With that caveat in mind, the song that I think describes me is:

Far Away Places performed by Bing Crosby.

My guess is that the majority of people actually reading this have ever heard this song, but the challenge is to choose a song that describes me, not necessarily a popular song that describes me. And yet this song was quite popular in its time, as any song that Bing chose to sing was. Those who haven’t heard the song before might wonder how a song titled “Far Away Places” describes me. Well, the opening verse of the song goes:

Far away places, with strange sounding names, far away over the sea.
Those far away places, with the strange sounding names, are calling, calling me.

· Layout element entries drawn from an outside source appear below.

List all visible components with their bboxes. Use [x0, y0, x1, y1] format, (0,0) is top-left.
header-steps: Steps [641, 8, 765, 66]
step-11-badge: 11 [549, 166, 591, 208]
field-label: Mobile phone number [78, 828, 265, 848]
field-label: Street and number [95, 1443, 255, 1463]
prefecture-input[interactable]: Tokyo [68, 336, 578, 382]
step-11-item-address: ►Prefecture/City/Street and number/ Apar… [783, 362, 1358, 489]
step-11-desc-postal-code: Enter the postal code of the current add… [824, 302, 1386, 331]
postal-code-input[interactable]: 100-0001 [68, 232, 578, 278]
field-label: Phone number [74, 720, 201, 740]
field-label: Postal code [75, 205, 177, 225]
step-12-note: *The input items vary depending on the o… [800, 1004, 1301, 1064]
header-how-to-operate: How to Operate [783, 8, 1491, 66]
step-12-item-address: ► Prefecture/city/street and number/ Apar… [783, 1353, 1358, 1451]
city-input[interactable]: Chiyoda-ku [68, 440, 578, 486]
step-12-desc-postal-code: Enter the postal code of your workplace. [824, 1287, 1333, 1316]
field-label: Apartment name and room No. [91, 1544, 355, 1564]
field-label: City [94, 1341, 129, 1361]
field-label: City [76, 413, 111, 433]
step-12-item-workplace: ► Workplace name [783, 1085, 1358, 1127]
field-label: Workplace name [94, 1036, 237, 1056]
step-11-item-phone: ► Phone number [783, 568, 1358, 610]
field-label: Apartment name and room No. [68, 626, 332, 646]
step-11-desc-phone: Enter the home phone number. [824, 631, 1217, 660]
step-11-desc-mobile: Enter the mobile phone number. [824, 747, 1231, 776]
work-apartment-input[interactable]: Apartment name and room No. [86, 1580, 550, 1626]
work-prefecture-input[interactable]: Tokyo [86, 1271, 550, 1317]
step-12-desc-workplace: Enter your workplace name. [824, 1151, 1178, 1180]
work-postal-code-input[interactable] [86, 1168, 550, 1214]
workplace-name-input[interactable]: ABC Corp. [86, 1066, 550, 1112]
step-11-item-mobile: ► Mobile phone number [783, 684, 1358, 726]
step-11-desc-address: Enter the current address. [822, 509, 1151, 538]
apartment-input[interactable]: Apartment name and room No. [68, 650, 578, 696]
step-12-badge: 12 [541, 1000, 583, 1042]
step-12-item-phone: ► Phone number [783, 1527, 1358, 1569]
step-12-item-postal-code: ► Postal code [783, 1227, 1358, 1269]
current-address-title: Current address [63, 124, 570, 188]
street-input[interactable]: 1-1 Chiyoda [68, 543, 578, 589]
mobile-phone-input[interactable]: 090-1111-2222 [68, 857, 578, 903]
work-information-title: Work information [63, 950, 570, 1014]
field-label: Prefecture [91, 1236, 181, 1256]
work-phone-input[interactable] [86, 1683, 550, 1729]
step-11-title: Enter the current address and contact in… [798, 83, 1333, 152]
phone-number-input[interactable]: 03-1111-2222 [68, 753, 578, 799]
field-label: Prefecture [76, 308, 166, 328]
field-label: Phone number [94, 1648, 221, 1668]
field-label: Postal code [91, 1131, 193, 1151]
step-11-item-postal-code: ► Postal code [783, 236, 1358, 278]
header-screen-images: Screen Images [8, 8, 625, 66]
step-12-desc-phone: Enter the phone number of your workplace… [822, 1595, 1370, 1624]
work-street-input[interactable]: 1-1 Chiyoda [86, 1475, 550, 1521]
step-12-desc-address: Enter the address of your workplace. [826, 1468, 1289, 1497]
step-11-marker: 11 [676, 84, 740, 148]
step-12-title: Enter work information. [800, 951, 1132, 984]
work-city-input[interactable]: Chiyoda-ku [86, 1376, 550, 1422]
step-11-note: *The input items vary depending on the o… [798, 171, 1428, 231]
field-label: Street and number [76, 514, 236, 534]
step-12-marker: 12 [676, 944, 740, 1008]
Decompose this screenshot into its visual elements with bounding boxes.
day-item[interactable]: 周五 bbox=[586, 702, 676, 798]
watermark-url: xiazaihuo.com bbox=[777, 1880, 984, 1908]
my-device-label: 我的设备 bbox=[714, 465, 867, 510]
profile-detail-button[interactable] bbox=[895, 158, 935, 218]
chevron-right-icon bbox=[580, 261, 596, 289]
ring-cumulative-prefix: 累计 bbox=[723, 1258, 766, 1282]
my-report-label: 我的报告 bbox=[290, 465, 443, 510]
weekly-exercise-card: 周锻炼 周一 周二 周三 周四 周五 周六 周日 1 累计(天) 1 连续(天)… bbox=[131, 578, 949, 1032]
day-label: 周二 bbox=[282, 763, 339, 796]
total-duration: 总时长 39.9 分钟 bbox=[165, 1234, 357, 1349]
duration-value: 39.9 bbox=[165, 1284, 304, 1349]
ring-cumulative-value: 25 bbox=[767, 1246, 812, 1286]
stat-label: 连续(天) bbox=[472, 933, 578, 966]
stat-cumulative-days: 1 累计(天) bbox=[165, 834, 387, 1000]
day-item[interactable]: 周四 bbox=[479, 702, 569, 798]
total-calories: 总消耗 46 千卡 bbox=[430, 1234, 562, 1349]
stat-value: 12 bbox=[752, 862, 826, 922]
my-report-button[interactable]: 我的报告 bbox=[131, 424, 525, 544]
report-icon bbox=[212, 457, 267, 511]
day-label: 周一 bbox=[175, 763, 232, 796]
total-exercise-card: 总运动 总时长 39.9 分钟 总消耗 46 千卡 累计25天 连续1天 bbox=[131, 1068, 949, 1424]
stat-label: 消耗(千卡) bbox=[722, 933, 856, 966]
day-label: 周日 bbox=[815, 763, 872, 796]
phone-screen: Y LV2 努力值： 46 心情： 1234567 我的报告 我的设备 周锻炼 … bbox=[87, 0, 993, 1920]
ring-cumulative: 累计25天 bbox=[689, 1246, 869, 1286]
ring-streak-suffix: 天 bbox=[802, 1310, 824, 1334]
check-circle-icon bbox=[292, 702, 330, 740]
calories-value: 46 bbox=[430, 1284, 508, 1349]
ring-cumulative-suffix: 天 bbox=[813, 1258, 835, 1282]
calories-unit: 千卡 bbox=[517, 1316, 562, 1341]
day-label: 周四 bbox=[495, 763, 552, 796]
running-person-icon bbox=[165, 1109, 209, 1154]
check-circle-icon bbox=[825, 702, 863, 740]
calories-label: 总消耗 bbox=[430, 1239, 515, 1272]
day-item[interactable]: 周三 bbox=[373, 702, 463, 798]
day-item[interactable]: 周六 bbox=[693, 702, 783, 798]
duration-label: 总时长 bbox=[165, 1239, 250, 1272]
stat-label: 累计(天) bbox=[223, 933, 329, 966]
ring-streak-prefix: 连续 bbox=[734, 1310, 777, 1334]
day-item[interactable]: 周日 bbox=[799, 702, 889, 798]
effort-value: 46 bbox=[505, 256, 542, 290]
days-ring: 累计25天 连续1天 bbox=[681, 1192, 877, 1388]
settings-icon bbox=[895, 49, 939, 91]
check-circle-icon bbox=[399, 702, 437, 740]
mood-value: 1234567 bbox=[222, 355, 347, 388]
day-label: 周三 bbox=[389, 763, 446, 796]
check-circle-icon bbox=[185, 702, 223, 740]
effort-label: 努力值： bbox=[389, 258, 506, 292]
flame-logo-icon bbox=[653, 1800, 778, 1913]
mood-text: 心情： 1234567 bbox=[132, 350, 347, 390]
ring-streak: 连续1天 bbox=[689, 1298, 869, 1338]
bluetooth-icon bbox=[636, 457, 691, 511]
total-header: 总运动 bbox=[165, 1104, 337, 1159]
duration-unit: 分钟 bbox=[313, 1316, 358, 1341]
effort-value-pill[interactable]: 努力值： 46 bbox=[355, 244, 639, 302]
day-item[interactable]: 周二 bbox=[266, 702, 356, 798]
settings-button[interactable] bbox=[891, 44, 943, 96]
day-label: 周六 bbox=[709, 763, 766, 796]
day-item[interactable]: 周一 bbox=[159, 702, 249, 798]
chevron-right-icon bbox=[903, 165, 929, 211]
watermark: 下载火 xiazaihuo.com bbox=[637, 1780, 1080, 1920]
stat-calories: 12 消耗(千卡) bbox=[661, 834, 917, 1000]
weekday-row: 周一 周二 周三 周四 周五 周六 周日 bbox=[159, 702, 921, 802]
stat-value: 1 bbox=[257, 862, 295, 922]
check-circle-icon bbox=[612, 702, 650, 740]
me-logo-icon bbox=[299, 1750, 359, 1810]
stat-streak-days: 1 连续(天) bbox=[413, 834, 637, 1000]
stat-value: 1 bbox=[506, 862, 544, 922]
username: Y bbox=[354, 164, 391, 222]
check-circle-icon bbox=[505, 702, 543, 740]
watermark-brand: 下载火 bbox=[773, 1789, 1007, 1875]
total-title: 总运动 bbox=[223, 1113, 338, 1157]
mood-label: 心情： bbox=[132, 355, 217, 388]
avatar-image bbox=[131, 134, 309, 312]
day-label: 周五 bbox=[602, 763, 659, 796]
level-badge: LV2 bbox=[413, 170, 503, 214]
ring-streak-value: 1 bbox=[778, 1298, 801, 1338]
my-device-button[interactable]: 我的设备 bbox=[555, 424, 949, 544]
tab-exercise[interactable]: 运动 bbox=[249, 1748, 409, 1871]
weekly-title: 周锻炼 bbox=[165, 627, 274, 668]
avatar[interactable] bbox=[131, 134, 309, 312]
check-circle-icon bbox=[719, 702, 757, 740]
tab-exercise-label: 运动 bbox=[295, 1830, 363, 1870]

I makes me think of myself when I was about six or seven and first looking up at the stars and just beginning to get the slightest impression of just how far away they are. It was something that started me on my twin loves of science and science fiction. Science fiction, of course, lets us imagine what all those far away places might be like. Science teaches us how to get there. And then there is this:

Going to China, or maybe Siam, I wanna see for myself,
Those far away places, I’ve been reading about
In a book, that I took, from the shelf.

I feel like I’ve been to many, many far away places, some upon which I never actually set foot. When I was about the same as, six or seven, my mother told me that in books, you could sit and read and be transported to different places and times, just as if you were really there. Because of that I’ve been to Mount Rushmore. I’ve listened to John Handcock make a speech in Philadelphia. I’ve stood at the far end of the galaxy and to its chaotic center. I’ve fought with ancient Roman soldiers and sat with Plato and Socrates. I’ve been to the beginning of time and the end of it. I’ve been to places that never were and places that might someday be.

And all of it, because those far away places with the strange sounding names are always calling, calling me.